Citing his position as president of his neighborhood association and as vice chair of his neighborhood planning unit, Noblitt says, “I've just really enjoyed that level of civic engagement and it just felt like a really logical next step for me.”
Noblitt made headlines in 2010 after being attacked at gunpoint along with his then-partner in an anti-gay hate crime in Piedmont Park. The attack eventually led to the formation of an Atlanta Police LGBT Advisory Board, of which Noblitt was a member. The board, however, has fallen off in recent years.
He's making public safety the centerpiece of his campaign, citing his “unique interaction with the criminal justice system” considering his role as a victim in the hate crime, his previous work in the Georgia Public Defender's Office and current role as chaplain for the Atlanta Police Department.

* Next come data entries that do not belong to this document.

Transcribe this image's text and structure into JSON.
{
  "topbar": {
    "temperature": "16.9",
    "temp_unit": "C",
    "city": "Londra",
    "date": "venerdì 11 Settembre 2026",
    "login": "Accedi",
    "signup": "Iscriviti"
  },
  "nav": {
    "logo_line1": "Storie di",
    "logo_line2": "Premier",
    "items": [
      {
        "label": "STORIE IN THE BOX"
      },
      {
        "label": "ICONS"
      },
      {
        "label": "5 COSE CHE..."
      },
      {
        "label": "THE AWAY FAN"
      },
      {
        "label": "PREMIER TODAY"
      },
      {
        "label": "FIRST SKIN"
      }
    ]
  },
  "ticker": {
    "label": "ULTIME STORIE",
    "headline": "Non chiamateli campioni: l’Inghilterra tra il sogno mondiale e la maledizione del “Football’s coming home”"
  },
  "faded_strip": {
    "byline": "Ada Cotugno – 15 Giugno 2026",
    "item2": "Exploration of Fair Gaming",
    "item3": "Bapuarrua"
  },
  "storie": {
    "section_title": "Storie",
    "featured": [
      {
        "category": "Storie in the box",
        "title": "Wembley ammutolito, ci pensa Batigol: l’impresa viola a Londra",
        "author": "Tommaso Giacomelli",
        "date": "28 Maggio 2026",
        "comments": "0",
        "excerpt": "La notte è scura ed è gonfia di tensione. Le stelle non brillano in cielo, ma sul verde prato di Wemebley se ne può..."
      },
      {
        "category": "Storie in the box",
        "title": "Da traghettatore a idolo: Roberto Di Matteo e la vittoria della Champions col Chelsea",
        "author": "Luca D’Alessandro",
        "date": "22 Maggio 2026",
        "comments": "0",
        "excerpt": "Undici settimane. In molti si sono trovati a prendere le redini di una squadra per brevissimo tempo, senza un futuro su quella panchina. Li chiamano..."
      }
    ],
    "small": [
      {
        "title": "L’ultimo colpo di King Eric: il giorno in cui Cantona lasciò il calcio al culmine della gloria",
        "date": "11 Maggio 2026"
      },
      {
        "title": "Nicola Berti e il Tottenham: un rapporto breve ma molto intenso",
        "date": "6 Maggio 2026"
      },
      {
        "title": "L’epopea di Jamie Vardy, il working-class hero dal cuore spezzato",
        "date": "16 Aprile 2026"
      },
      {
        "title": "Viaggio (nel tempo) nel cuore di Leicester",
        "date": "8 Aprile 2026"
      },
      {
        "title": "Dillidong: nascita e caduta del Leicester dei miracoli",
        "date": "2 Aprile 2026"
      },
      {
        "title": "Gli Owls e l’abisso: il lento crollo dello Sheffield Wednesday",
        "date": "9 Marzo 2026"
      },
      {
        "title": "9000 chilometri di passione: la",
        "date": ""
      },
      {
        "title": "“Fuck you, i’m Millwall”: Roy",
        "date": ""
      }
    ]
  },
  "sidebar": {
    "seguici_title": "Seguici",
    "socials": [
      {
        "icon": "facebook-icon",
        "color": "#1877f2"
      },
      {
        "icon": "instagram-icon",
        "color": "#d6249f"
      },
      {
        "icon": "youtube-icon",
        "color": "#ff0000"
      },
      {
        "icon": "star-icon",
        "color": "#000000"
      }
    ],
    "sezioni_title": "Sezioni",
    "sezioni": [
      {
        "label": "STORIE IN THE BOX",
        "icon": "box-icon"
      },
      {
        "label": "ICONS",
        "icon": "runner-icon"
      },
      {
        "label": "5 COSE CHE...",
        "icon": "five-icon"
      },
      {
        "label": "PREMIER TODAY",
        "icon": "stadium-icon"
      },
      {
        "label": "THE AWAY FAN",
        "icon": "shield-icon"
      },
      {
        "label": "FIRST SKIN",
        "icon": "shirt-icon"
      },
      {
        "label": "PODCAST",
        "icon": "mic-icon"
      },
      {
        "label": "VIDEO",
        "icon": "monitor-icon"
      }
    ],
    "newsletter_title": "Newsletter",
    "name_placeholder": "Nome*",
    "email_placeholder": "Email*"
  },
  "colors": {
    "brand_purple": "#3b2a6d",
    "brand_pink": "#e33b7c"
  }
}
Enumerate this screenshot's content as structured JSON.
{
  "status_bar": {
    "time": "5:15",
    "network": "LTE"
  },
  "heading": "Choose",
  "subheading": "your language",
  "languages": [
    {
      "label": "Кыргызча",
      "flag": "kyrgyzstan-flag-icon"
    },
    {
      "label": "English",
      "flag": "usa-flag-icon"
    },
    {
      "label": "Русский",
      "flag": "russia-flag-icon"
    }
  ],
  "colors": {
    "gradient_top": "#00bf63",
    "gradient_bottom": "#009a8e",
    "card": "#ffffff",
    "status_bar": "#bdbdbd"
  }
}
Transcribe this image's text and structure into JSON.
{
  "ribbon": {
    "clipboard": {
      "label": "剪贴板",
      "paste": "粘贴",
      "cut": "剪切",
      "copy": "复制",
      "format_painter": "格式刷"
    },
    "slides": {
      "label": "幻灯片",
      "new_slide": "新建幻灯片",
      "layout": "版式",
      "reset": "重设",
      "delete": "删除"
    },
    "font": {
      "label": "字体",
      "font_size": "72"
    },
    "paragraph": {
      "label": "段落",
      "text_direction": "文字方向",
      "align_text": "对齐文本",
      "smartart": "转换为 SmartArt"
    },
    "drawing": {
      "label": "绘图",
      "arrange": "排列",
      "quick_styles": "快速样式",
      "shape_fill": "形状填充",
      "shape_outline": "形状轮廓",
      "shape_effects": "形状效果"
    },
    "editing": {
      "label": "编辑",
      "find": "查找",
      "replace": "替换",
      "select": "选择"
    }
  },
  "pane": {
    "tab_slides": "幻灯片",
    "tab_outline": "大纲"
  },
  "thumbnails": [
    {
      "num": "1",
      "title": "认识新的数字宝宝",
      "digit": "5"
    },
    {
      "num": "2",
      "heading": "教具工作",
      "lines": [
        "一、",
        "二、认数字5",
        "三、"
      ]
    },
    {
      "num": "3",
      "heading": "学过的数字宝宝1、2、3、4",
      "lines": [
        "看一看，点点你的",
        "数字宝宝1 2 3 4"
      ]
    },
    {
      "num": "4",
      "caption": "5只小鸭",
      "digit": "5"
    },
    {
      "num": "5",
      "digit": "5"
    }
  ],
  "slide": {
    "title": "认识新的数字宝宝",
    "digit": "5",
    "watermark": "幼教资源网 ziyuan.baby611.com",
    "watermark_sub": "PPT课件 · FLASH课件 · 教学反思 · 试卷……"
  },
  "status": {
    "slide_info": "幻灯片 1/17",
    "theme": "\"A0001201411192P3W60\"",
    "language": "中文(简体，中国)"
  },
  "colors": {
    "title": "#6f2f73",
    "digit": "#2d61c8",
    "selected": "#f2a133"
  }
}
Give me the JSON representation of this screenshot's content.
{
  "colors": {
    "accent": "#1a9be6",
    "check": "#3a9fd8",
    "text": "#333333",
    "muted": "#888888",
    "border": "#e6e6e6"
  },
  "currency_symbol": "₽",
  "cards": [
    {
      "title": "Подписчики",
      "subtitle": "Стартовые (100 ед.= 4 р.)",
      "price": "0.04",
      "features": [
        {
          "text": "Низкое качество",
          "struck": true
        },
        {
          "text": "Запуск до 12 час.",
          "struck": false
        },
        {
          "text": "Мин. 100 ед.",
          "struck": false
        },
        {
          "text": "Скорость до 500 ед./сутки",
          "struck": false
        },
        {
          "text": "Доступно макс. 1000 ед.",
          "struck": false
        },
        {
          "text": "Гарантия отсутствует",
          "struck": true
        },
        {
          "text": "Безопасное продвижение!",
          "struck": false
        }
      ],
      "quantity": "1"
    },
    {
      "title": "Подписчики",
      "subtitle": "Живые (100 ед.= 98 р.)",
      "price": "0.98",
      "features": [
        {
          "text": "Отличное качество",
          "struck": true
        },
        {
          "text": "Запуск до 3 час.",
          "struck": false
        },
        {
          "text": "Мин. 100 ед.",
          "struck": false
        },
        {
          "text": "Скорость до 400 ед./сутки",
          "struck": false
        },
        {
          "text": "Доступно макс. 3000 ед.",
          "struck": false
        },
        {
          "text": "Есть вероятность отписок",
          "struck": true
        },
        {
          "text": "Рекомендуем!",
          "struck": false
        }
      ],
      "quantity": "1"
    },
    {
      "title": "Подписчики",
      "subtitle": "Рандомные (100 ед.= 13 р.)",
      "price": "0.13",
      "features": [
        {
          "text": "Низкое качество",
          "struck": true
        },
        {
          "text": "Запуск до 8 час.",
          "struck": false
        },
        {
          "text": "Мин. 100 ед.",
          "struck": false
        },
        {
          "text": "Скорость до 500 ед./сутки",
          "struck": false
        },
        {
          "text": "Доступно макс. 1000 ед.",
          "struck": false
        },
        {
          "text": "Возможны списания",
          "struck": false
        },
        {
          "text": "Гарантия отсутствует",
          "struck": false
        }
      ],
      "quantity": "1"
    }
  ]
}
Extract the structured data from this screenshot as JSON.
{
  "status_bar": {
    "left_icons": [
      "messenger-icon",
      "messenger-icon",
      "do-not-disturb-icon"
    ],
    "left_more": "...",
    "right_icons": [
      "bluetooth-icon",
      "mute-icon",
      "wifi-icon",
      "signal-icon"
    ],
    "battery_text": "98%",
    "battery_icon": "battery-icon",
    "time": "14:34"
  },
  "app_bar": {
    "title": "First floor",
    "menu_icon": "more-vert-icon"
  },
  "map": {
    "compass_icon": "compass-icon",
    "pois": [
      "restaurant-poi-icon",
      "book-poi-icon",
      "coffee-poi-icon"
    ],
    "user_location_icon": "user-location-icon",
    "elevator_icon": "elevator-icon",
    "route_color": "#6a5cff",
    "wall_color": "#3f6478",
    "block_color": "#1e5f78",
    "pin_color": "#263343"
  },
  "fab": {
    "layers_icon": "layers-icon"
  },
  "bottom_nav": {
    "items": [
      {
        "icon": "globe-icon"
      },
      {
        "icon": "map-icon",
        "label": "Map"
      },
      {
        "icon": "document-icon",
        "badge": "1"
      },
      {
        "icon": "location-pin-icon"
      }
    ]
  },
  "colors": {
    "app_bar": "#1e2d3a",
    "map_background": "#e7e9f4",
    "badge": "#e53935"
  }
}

“Having those three unique perspectives and also being the president of my neighborhood association and hearing complaints from neighbors around public safety issues, I feel like I have a lot to bring to the table around that particular issue,” says Noblitt, who has raised just over $30,000 as of a June 30 campaign finance report.
In recent years, Noblitt has been an outspoken advocate for LGBT equality, speaking at numerous marriage equality rallies as well as at many rallies opposing Georgia’s so-called “religious freedom” bill.
He doesn't know why an openly gay man has yet to be elected to the legislature, saying it's hard to compare his election with previous elections since all have been in different districts with different demographics and candidates; but he remains hopeful.
“The times are very different even from one year ago. We've got marriage equality, we've got the end of DOMA [Defense of Marriage Act], we've got all kinds of advancements happening in a way that's changing hearts and minds of folks around LGBT issues.”
House District 62, which includes portions of College Park, Douglasville, East Point and unincorporated portions of Fulton and Douglas counties.
House District 59, which includes the neighborhoods of Poncey-Highland, Little Five Points, Inman Park, Reynoldstown, North Ormewood Park, Glenwood Park, Ormewood Park, Boulevard Heights, Grant Park, The Villages at Carver, South Atlanta, Lakewood Heights, Polar Rock, Perkerson Park, East Point, Colonial Hills, Frog Hollow, Conley Hills, Semmes Park, Fort Valley and Greenbriar.